Someone asking me why I "hate America" in 5,4,3,2........

Excessive mea culpas are a non-starter. There is research that suggests people are hard wired to have a polticial viewpoint to the right or left. In other words, no matter what the facts, a large part of the U.S. electorate can not acknowlege or internalize American mistakes or failures.

It's not their fault completely because it's just their brain chemistry:

http://forums.military.com/eve/forums/a/tpc/f/409192893/m/2040014541001

DD seems to be wired this way. Certain words or phrases short circuit the synapses and processing of logic is derailed. So, the "my country right or wrong" set just may not be capable of seeing it any other way.

I recall at one point in the 90s Bill Clinton issued an apology for all the destruction wreaked on Central America by the CIA funded wars to restore the United Fruit Company set to power.

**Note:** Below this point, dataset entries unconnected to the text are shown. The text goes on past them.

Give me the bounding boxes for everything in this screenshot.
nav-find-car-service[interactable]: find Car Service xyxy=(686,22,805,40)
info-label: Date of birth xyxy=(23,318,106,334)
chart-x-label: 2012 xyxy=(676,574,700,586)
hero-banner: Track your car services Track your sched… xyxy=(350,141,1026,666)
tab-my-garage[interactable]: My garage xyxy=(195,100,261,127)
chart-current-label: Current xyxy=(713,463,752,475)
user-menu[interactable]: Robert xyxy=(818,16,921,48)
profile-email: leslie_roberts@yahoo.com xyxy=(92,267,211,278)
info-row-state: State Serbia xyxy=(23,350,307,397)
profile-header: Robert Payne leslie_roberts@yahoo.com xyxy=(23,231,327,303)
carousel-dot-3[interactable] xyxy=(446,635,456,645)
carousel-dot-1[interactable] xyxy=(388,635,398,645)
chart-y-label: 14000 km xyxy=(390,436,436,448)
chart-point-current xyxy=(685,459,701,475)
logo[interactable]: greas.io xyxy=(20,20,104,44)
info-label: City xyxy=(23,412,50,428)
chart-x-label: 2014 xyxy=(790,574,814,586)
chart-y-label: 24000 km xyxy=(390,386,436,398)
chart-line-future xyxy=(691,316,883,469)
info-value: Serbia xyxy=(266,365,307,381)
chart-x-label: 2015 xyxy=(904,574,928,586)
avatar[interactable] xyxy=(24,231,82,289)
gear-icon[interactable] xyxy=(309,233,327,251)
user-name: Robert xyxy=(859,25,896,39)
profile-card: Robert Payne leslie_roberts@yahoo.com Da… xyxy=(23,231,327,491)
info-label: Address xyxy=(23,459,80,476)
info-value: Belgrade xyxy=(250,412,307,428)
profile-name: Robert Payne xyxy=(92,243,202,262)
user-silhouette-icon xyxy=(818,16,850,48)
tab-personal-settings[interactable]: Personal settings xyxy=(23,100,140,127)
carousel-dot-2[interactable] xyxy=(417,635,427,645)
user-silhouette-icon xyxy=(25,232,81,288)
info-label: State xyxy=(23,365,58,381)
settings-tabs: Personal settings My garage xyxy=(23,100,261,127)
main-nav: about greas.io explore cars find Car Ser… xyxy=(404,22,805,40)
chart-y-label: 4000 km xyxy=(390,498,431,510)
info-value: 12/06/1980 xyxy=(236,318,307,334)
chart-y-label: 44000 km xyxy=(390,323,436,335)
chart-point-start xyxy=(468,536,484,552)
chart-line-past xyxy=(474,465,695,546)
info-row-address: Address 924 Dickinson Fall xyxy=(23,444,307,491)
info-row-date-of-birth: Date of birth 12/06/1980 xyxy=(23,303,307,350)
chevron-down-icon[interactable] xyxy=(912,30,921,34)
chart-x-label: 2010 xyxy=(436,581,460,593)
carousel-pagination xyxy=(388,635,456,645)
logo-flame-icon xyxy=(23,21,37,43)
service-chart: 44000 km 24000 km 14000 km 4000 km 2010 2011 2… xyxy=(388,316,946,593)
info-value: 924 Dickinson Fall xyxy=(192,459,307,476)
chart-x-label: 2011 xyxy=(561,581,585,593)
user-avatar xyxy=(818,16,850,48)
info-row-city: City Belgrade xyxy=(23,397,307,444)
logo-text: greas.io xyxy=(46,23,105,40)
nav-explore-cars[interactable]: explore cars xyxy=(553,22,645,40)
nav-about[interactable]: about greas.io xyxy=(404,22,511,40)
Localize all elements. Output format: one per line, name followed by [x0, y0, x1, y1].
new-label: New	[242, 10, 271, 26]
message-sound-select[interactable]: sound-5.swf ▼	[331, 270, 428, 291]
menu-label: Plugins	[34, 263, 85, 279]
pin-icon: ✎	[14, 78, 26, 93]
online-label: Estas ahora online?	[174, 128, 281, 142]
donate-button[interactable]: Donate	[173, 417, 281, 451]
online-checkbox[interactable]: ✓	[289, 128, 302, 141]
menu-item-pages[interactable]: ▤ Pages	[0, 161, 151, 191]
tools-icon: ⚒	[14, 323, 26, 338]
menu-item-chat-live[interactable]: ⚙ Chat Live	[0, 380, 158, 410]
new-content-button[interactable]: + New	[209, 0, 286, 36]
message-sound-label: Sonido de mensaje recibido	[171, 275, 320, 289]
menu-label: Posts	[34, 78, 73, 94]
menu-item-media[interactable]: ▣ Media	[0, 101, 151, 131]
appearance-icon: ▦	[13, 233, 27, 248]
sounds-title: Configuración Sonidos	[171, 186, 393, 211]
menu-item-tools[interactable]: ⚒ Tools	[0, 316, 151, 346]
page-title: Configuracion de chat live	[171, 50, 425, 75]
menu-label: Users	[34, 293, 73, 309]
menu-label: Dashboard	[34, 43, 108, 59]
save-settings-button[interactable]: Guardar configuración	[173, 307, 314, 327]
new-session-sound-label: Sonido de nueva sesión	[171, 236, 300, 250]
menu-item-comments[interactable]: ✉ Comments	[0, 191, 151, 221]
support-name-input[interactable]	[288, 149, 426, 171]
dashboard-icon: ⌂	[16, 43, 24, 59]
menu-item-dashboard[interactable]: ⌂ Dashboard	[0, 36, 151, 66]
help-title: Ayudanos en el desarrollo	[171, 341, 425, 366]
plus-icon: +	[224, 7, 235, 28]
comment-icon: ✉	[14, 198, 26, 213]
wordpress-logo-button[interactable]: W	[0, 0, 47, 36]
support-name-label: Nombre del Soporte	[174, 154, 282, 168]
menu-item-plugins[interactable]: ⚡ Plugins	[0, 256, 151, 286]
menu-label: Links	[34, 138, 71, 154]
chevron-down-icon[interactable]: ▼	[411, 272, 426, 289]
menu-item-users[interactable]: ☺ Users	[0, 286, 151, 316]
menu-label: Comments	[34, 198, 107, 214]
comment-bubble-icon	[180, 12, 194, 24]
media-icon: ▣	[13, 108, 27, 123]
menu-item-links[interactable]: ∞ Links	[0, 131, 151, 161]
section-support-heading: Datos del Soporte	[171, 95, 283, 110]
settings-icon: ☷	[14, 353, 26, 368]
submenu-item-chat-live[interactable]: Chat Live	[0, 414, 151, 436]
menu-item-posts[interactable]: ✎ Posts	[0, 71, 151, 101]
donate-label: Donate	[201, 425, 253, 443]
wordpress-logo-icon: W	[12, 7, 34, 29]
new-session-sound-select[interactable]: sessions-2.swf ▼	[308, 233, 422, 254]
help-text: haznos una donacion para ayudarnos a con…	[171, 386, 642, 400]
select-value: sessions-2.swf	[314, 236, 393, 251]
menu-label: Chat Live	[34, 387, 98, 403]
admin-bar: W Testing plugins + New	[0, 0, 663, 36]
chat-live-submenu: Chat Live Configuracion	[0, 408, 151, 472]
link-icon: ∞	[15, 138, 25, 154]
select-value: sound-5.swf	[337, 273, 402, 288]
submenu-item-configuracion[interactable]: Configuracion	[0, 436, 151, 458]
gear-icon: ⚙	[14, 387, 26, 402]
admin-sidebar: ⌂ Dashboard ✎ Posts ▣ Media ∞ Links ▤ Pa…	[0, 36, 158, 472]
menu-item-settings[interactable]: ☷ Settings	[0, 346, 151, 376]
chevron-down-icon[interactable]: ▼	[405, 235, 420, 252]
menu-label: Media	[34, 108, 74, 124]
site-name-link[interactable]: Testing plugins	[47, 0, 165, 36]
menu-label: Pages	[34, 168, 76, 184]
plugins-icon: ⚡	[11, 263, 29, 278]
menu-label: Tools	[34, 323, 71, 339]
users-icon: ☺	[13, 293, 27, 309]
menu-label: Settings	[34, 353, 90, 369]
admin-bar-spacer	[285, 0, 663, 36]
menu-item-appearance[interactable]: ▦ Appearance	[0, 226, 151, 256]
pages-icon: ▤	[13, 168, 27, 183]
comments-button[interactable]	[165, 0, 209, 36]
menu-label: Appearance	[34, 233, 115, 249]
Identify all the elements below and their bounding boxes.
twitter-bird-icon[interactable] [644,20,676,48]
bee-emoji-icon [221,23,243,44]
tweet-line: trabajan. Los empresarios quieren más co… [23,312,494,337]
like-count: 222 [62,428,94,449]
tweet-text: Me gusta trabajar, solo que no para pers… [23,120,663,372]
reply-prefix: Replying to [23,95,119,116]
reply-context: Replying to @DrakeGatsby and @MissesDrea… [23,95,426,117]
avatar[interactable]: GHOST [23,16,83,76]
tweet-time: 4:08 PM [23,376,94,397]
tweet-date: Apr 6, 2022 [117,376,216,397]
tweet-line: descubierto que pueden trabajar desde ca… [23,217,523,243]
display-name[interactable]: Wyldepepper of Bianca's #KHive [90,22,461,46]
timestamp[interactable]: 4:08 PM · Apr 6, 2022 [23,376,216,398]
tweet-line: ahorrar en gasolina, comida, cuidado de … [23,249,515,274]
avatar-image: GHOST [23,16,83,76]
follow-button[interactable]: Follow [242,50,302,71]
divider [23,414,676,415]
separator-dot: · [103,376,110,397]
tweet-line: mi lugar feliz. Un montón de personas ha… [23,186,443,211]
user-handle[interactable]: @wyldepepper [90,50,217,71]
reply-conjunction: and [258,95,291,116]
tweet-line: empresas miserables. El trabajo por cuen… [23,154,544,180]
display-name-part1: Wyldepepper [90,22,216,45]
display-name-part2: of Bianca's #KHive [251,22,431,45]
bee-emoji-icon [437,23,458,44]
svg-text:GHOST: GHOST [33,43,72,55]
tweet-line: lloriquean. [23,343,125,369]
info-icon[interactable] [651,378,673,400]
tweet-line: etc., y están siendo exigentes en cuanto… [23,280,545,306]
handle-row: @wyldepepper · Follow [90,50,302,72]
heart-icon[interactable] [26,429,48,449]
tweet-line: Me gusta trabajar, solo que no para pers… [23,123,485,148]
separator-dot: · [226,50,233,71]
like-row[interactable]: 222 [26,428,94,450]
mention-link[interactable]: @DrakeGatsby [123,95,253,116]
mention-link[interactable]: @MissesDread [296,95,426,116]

http://www.allbusiness.com/central-america/163471-1.html

That did not play well with the right.

Actually, I'm not interested in fulsome mea culpas. It's in the past. Learn from it and move on. That's all I'm asking for.

Actions speak louder than words. Skip the words of regret, the finger pointing and teeth gnashing and move forward with new actions.

Until we can do that, it's hard for me to accurately gauge exactly what the Iranian intent is, since if I was an Iranian and I saw three aircraft carriers off my coast and an army on my border, I have to assume hostile intent and act accordingly.

Likewise if I watch other countries in the region reject the NPT and develop nuclear power and weapons (and attach said nuked to cruise missles placed on submarines patrolling my coast) yet I am told I have to relinquish my rights under the NPT, I see a double standard and my bottom gets chapped.